Book Review: The Greatest Show on Earth by Richard Dawkins

Dawkins latest book finally tackles creationism in a not-so-head-on collision. Always vowing to never answer a challenge directly, Dawkins does it in the best way he possibly could: by demonstrating why evolution is true and covering the entire range of evidence in a single volume.

He seemingly leaves no stone uncovered in the challenge, sometimes tackling claims made by creationists and demonstrating why they are false. He also covers how speciation has been observed. Even better, the whole “show me your transitional fossils” non-argument is handled masterfully and shown to be absurd.

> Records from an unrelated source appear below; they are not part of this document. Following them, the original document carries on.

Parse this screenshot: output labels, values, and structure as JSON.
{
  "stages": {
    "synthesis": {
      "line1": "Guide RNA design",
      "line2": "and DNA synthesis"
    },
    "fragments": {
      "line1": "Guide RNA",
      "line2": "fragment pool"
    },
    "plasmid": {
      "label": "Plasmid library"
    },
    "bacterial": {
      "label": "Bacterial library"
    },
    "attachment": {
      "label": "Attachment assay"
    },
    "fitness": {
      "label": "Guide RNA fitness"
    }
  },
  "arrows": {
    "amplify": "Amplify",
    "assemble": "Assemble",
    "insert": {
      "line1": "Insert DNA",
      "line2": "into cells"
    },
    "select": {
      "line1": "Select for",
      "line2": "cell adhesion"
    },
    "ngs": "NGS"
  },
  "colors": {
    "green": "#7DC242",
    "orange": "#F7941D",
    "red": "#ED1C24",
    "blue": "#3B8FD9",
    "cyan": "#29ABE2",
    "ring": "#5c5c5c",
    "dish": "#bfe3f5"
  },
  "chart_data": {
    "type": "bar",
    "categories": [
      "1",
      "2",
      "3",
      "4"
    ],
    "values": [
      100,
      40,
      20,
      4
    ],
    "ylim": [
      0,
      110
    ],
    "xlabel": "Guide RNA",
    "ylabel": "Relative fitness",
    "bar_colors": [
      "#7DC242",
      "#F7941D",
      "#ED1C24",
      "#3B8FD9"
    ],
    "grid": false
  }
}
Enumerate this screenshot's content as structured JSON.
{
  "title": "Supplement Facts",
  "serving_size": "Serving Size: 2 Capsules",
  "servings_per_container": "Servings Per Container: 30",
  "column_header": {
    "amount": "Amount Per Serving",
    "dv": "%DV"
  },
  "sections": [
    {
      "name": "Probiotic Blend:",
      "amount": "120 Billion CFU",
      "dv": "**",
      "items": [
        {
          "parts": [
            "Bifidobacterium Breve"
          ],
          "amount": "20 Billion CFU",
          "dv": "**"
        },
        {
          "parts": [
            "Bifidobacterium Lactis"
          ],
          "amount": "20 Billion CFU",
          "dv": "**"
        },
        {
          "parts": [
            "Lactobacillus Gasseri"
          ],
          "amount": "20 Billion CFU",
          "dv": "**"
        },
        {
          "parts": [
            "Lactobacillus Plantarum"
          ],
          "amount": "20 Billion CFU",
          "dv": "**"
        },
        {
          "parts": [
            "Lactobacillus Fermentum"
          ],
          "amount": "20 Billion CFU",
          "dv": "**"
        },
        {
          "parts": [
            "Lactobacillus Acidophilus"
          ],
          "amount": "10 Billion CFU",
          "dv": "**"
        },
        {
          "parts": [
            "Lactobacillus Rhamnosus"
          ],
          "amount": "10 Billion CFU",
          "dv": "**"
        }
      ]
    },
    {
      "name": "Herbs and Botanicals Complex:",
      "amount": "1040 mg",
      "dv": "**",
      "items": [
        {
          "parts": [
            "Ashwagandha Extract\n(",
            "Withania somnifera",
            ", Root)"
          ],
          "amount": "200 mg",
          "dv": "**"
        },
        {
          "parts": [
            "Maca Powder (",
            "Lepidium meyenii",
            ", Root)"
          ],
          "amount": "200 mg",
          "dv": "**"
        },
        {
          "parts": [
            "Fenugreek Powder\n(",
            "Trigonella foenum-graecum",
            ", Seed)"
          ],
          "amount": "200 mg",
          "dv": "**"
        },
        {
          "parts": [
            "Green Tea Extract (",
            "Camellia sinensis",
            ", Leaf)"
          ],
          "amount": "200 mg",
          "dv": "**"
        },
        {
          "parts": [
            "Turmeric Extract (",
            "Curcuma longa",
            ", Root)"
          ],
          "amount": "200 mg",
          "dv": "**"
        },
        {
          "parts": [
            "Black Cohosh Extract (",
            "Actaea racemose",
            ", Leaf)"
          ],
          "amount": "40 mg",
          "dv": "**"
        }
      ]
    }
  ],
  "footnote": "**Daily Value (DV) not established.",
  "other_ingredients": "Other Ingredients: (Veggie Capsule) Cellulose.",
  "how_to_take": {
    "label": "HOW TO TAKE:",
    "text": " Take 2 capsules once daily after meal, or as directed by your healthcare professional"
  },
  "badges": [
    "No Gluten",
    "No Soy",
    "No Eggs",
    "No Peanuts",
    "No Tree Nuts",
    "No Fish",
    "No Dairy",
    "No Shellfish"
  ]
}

By demonstrating selective breeding of plants and animals by humans, he shows how easily and quickly humans have created new species within a couple of generations.

Illustrated with images, colour plates and excellent description, Dawkins knows how to hold the reader’s attention and to explain even the most complex scientific terms in easy to understand language. This will not lose the biology virgin and it will not alienate the knowledgeable.

However: I’m not sure why this book was written. In 2009, Jerry Coyne released “Why Evolution is True” which though I have not yet read, I imagine covers many similar themes and evidence types. The other issue is of course that this book is NOT going to be read by the very people it is directed at. Creationists, despite their protests of “teaching the controversy” and “academic freedom”, are not interested in understanding what evolution is. Those who are going to buy it and read it are those already convinced by the evidence for an old earth, natural selection and evolution by common descent, so the question must be asked in the words of Daniel Dennett… “cui bono” especially when Dawkins has already explored many of these themes in his previous books?

That said, it gets a 9/10 from me for being well written, highly descriptive, comprehensive and holding the reader’s attention. Few popular science books manage all of those things. A master at writing popular science, Dawkins strikes the perfect balance between not patronising the reader yet writing for somebody who really has had no introduction to evolutionary theory.